The Chinese yuan, also known as the renminbi, is already convertible under the current account - the broadest measure of trade in goods and services. However, the capital account, which covers portfolio investment and borrowing, is still closely managed by Beijing because of worries about abrupt capital flows.
Central bank raises hope for more currency reform
And limits on iPBOC will gradually expand the yuan's trading band to help make the currency more flexible and market-driven, says Zhou Xiaochuan
With a shift in tone and language, the central bank governor has dangled the prospect of speeding up currency reform and giving markets more room to set the yuan's exchange rate as he underlines broader plans for sweeping economic change.
The central bank, under Zhou Xiaochuan, has consistently flagged its intention to liberalise financial markets and allow the yuan to trade more freely, even before the Communist Party's top brass unveiled late last week the boldest set of economic and social reforms in nearly three decades.
But since the 60-point reform plan was released, Zhou has suggested urgency in pushing for change, although he has not provided any specific timetable. He promised on Saturday to "pull out all stops to deepen financial sector reforms".
Dariusz Kowalczyk, an economist at Credit Agricole in Hong Kong, said the governor's comments could mean that the People's Bank of China would widen the trading band of the yuan in the near term.

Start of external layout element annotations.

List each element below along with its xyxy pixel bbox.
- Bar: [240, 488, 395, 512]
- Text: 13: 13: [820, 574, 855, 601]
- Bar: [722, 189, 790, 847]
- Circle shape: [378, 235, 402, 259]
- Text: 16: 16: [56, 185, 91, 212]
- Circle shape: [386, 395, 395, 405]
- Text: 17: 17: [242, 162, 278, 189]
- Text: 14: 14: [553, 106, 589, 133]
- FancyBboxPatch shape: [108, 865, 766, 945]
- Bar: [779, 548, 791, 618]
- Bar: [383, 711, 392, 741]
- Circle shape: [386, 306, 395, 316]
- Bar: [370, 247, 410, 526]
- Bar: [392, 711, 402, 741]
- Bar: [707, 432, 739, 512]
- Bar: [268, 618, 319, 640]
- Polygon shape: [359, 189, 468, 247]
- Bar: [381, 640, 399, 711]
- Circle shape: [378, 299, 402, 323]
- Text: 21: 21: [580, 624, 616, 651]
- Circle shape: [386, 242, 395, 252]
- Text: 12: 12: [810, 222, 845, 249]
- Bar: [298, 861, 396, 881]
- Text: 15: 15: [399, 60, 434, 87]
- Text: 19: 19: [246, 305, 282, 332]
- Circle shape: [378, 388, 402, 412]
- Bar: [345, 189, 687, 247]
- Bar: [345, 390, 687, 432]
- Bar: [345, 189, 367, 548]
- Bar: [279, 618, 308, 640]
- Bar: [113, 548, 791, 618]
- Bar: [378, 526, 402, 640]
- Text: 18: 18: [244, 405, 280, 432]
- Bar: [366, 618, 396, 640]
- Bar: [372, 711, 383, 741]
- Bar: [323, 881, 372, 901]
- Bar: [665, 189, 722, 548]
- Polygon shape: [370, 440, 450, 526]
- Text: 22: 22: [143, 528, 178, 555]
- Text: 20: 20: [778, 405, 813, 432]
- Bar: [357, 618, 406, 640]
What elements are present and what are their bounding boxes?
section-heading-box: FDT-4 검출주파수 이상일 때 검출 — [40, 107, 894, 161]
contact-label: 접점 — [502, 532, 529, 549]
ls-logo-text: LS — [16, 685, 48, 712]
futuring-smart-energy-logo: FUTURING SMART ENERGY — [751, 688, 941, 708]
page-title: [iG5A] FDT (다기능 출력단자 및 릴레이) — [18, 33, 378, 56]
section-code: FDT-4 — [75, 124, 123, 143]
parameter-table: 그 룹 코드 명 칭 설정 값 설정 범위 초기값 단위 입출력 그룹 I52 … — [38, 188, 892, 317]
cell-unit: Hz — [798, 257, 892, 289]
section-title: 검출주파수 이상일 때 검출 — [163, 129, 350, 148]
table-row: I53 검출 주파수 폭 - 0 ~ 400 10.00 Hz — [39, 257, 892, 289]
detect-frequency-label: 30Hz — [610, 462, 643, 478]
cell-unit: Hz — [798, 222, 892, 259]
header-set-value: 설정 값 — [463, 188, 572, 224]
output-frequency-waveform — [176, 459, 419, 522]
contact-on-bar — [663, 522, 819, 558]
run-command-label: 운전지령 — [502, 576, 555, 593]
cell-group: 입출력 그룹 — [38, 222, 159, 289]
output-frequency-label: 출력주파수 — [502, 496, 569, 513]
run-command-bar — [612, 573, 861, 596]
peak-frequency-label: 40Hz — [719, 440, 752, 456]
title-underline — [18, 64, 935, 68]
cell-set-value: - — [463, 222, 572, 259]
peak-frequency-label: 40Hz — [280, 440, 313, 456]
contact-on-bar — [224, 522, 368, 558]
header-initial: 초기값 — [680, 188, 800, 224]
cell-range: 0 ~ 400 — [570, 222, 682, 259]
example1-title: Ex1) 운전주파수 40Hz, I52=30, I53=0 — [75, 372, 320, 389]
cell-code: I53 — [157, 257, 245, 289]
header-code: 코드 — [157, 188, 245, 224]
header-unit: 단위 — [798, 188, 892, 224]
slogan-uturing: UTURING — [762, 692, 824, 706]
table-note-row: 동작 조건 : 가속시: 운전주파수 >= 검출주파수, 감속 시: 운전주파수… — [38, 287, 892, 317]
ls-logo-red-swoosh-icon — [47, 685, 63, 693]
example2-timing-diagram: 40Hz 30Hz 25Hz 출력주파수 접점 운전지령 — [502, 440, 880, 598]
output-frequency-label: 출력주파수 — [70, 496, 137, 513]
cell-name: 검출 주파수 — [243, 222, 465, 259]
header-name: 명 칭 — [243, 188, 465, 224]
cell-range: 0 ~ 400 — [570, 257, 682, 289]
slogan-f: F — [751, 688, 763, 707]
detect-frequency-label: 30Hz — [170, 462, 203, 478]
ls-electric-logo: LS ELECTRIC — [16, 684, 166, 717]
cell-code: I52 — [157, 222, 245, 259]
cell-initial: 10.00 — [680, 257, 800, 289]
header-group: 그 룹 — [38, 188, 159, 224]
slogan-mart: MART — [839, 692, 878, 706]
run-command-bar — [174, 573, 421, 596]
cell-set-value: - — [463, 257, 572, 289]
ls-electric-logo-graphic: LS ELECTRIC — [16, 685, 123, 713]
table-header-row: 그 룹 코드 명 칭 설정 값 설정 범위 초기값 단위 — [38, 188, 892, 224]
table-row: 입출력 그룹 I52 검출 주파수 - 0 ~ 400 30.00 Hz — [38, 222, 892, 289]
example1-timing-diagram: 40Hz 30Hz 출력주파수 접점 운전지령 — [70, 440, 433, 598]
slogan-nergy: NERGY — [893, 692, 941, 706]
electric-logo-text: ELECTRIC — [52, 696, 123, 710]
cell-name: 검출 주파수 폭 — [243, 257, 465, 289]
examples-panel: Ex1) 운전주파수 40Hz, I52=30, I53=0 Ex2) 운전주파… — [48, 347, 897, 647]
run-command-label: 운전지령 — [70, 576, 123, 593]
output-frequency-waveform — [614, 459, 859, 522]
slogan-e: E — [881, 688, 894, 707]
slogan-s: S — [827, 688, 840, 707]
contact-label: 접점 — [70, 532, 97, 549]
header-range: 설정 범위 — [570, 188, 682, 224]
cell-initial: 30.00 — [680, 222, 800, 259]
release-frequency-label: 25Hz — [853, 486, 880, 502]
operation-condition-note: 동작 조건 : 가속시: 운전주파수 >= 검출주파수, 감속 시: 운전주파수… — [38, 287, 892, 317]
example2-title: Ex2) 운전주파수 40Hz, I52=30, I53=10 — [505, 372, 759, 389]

"That probably means there is more upside for the renminbi," he said.
The yuan has risen this year to 6.09 per US dollar from 6.23 at the end of last year and hit a record high of close to 6.08 last month.
However, there was little evidence of any new found freedom for the yuan in trading yesterday. On the one hand, the central bank set its daily fixing for the starting point of yuan trade at a record high, but dealers said open market gains were checked by state-run banks selling the currency, probably on behalf of the central bank. In addition, the daily fixing has been consistently weaker than the spot market, indicating the central bank is trying to rein in the currency's strength.
"The PBOC is still intervening heavily to prevent the [yuan] from appreciating more," said RBS economists Louis Kuijs and Tiffany Qiu in a client note, referring to dollar trade inflows and speculation that are putting the yuan under pressure to rise.
"Freeing up the currency would imply a very large appreciation versus the [dollar], something for which we believe there would not be appetite right now."
Zhou's latest comments were released as part of a public guide book to the Communist Party's reforms. At more than 300 pages, it provides the full text of the Communist Party's blueprint and an explanation of the changes by President Xi Jinping. It includes articles by top officials, such as Zhou.
In the book, Zhou says the central bank would gradually expand the yuan's trading band to help make the currency more flexible and market-driven - comments that repeat a long-standing central bank position.
"We will widen the floating range of the yuan exchange rate in an orderly manner and increase the two-way flexibility of the currency," Zhou was quoted as saying.
To that end, the PBOC would "basically" exit from regular intervention on the currency market, he said, going slightly further than in previous comments when he had said it would reduce intervention.
The yuan's trading band was last widened in April last year.